Plus que quelques jours nous séparent de la date du scrutin de l’élection fédérale 2021. Deux ans après la victoire minoritaire des libéraux, le gouvernement de Justin Trudeau a relancé la machine électorale dans l’espoir de gagner quelques sièges. L’équipe du Délit vous encourage par ailleurs à aller voter, et à vous inscrire rapidement si ce n’est pas déjà fait – la date limite pour le faire est le mardi 14 septembre.
La popularité d’une option n’est pas garante de sa qualité. Pour qu’une population arrive à une décision éclairée, il lui faut s’informer au sujet des enjeux qui la concernent. C’est le rôle du journalisme, mais c’est aussi celui des citoyens et citoyennes qui discourent dans l’espace public. L’avènement d’Internet et des médias sociaux a confié aux individus le pouvoir de propager de l’information à une échelle inédite et à une vitesse quasi instantanée. En ce sens, les partages massifs démocratisent la liberté de presse, les idées les plus populaires n’ayant plus besoin de grand financement afin d’être transmises.
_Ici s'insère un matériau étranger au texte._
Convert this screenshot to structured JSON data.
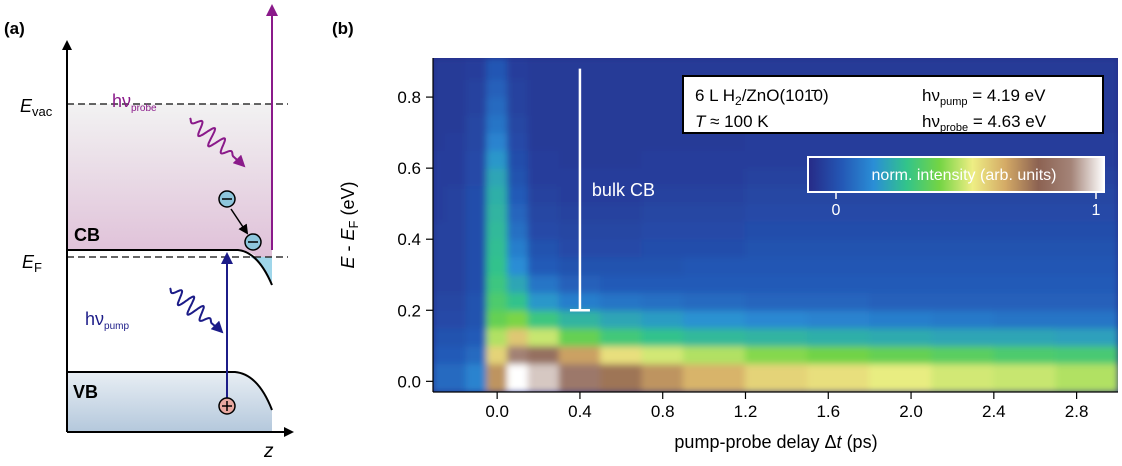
{
  "panel_a": {
    "label": "(a)",
    "e_vac": [
      "E",
      "vac"
    ],
    "hv_probe": [
      "hν",
      "probe"
    ],
    "cb": "CB",
    "e_f": [
      "E",
      "F"
    ],
    "hv_pump": [
      "hν",
      "pump"
    ],
    "vb": "VB",
    "z": "z"
  },
  "chart_data": {
    "type": "heatmap",
    "label": "(b)",
    "xlabel": [
      "pump-probe delay Δ",
      "t",
      " (ps)"
    ],
    "ylabel": [
      "E",
      " - ",
      "E",
      "F",
      " (eV)"
    ],
    "xlim": [
      -0.31,
      3.0
    ],
    "ylim": [
      -0.03,
      0.91
    ],
    "xticks": [
      {
        "value": 0,
        "label": "0.0"
      },
      0.4,
      0.8,
      1.2,
      1.6,
      {
        "value": 2,
        "label": "2.0"
      },
      2.4,
      2.8
    ],
    "yticks": [
      {
        "value": 0,
        "label": "0.0"
      },
      0.2,
      0.4,
      0.6,
      0.8
    ],
    "x_bins": [
      -0.31,
      -0.25,
      -0.15,
      -0.05,
      0.05,
      0.15,
      0.3,
      0.5,
      0.7,
      0.9,
      1.2,
      1.5,
      1.8,
      2.1,
      2.4,
      2.7,
      3.0
    ],
    "y_bins": [
      -0.03,
      0.05,
      0.1,
      0.15,
      0.2,
      0.25,
      0.3,
      0.35,
      0.4,
      0.45,
      0.5,
      0.55,
      0.6,
      0.65,
      0.7,
      0.75,
      0.8,
      0.85,
      0.91
    ],
    "z": [
      [
        0.15,
        0.15,
        0.2,
        0.7,
        1.0,
        0.95,
        0.85,
        0.75,
        0.7,
        0.65,
        0.6,
        0.58,
        0.55,
        0.53,
        0.52,
        0.5
      ],
      [
        0.12,
        0.12,
        0.15,
        0.6,
        0.88,
        0.82,
        0.68,
        0.58,
        0.53,
        0.5,
        0.46,
        0.44,
        0.42,
        0.4,
        0.38,
        0.37
      ],
      [
        0.1,
        0.1,
        0.12,
        0.5,
        0.62,
        0.52,
        0.42,
        0.36,
        0.33,
        0.31,
        0.3,
        0.29,
        0.28,
        0.27,
        0.27,
        0.26
      ],
      [
        0.08,
        0.08,
        0.1,
        0.42,
        0.45,
        0.35,
        0.3,
        0.27,
        0.25,
        0.23,
        0.21,
        0.2,
        0.19,
        0.18,
        0.17,
        0.17
      ],
      [
        0.07,
        0.07,
        0.1,
        0.38,
        0.33,
        0.24,
        0.19,
        0.17,
        0.16,
        0.15,
        0.14,
        0.14,
        0.13,
        0.13,
        0.13,
        0.13
      ],
      [
        0.06,
        0.06,
        0.09,
        0.35,
        0.27,
        0.17,
        0.13,
        0.12,
        0.12,
        0.12,
        0.12,
        0.12,
        0.12,
        0.12,
        0.12,
        0.12
      ],
      [
        0.06,
        0.06,
        0.09,
        0.33,
        0.22,
        0.12,
        0.1,
        0.1,
        0.1,
        0.11,
        0.11,
        0.11,
        0.11,
        0.11,
        0.11,
        0.11
      ],
      [
        0.06,
        0.06,
        0.09,
        0.32,
        0.19,
        0.1,
        0.08,
        0.08,
        0.09,
        0.09,
        0.1,
        0.1,
        0.1,
        0.1,
        0.1,
        0.1
      ],
      [
        0.06,
        0.06,
        0.09,
        0.31,
        0.16,
        0.08,
        0.07,
        0.07,
        0.08,
        0.08,
        0.09,
        0.09,
        0.09,
        0.09,
        0.09,
        0.09
      ],
      [
        0.05,
        0.06,
        0.09,
        0.3,
        0.14,
        0.07,
        0.06,
        0.06,
        0.07,
        0.07,
        0.08,
        0.08,
        0.08,
        0.08,
        0.08,
        0.08
      ],
      [
        0.05,
        0.06,
        0.09,
        0.29,
        0.12,
        0.06,
        0.05,
        0.05,
        0.06,
        0.06,
        0.07,
        0.07,
        0.07,
        0.07,
        0.07,
        0.07
      ],
      [
        0.05,
        0.05,
        0.08,
        0.27,
        0.1,
        0.05,
        0.05,
        0.05,
        0.05,
        0.05,
        0.06,
        0.06,
        0.06,
        0.06,
        0.06,
        0.06
      ],
      [
        0.05,
        0.05,
        0.08,
        0.24,
        0.09,
        0.05,
        0.04,
        0.04,
        0.05,
        0.05,
        0.05,
        0.05,
        0.05,
        0.05,
        0.05,
        0.05
      ],
      [
        0.04,
        0.05,
        0.07,
        0.2,
        0.08,
        0.04,
        0.04,
        0.04,
        0.04,
        0.04,
        0.05,
        0.05,
        0.05,
        0.05,
        0.05,
        0.05
      ],
      [
        0.04,
        0.04,
        0.07,
        0.17,
        0.07,
        0.04,
        0.04,
        0.04,
        0.04,
        0.04,
        0.04,
        0.04,
        0.04,
        0.04,
        0.04,
        0.04
      ],
      [
        0.04,
        0.04,
        0.06,
        0.15,
        0.06,
        0.04,
        0.04,
        0.04,
        0.04,
        0.04,
        0.04,
        0.04,
        0.04,
        0.04,
        0.04,
        0.04
      ],
      [
        0.04,
        0.04,
        0.06,
        0.13,
        0.06,
        0.04,
        0.04,
        0.04,
        0.04,
        0.04,
        0.04,
        0.04,
        0.04,
        0.04,
        0.04,
        0.04
      ],
      [
        0.04,
        0.04,
        0.05,
        0.11,
        0.05,
        0.04,
        0.04,
        0.04,
        0.04,
        0.04,
        0.04,
        0.04,
        0.04,
        0.04,
        0.04,
        0.04
      ]
    ],
    "colormap": [
      "#262a86",
      "#2456b4",
      "#2a8ed6",
      "#32c48a",
      "#74d444",
      "#eeee84",
      "#d4aa66",
      "#8c6252",
      "#a48478",
      "#ffffff"
    ],
    "colorbar": {
      "label": "norm. intensity (arb. units)",
      "ticks": [
        0,
        1
      ]
    },
    "annotations": {
      "sample": [
        "6 L H",
        "2",
        "/ZnO(101̄0)"
      ],
      "temperature": [
        "T",
        " ≈ 100 K"
      ],
      "pump": [
        "hν",
        "pump",
        " = 4.19 eV"
      ],
      "probe": [
        "hν",
        "probe",
        " = 4.63 eV"
      ]
    },
    "bulk_cb": {
      "label": "bulk CB",
      "x": 0.4,
      "y": [
        0.2,
        0.88
      ]
    }
  }
}
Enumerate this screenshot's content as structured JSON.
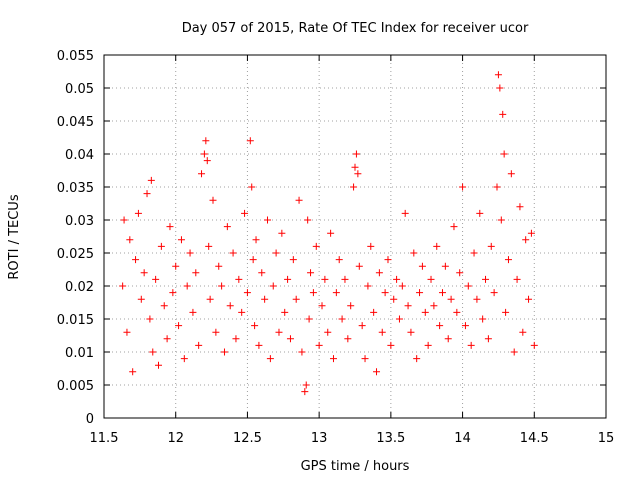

Plus besoin de faire valoir son point de vue aux conglomérats médiatiques pour s’adresser à une audience virtuellement infinie. La reconnaissance des pairs suffit alors à porter, sans effort, les propos de quelqu’un aux quatre coins du globe.
On a vu les dérives possibles : chambres d’échos, manipulation de masse, corruption des processus démocratiques et pouvoir de l’argent. Constater que les commentaires sur sa propre page partagent son point de vue, comme l’a fait François Legault, n’est pas la preuve d’un consensus national, c’est bien connu. Et les entreprises comme Facebook, Twitter et Instagram doivent assumer leur responsabilité de limiter leur propre quête de profit en faveur de la protection des institutions démocratiques. On peut dénoncer l’inaction du politique et la violence des autres, et, surtout, ne pas proférer d’injures et de menaces. Au-delà de cette décence des plus élémentaires, l’individu ne peut pas y faire grand-chose.
Alors, que reste-t-il aux gens qui souhaitent contribuer positivement à la construction de leur société par leur parole ? Il est toujours possible de s’indigner du sort des plus vulnérables, de partager sa frustration face aux diverses injustices d’ici et d’ailleurs. Mais est-ce là vraiment la meilleure stratégie ? Bien sûr, il est important d’attirer l’attention sur ce qui cloche – cela fait partie de l’information importante pour voter de manière éclairée. De l’injustice et de la souffrance, il y en a dans le monde. Des Yéménites aux victimes d’actes terroristes, en passant par les personnes en situation d’itinérance, on aurait de quoi écrire pendant des heures, des jours, une vie entière. Le Délit pourrait présenter un éditorial par semaine décriant les situations les plus révoltantes de l’humanité contemporaine. Cependant, occuper un tel espace – celui à l’avant d’un journal, ou d’un fil d’actualité Facebook – vient à un prix. Celui, d’abord, de ne pas le laisser à d’autres qui subissent ces injustices, mais aussi celui de ne pas prendre la peine d’écouter. C’est en renonçant à participer, ne serait-ce que pour un instant, que l’esprit développe sa conscience de l’autre.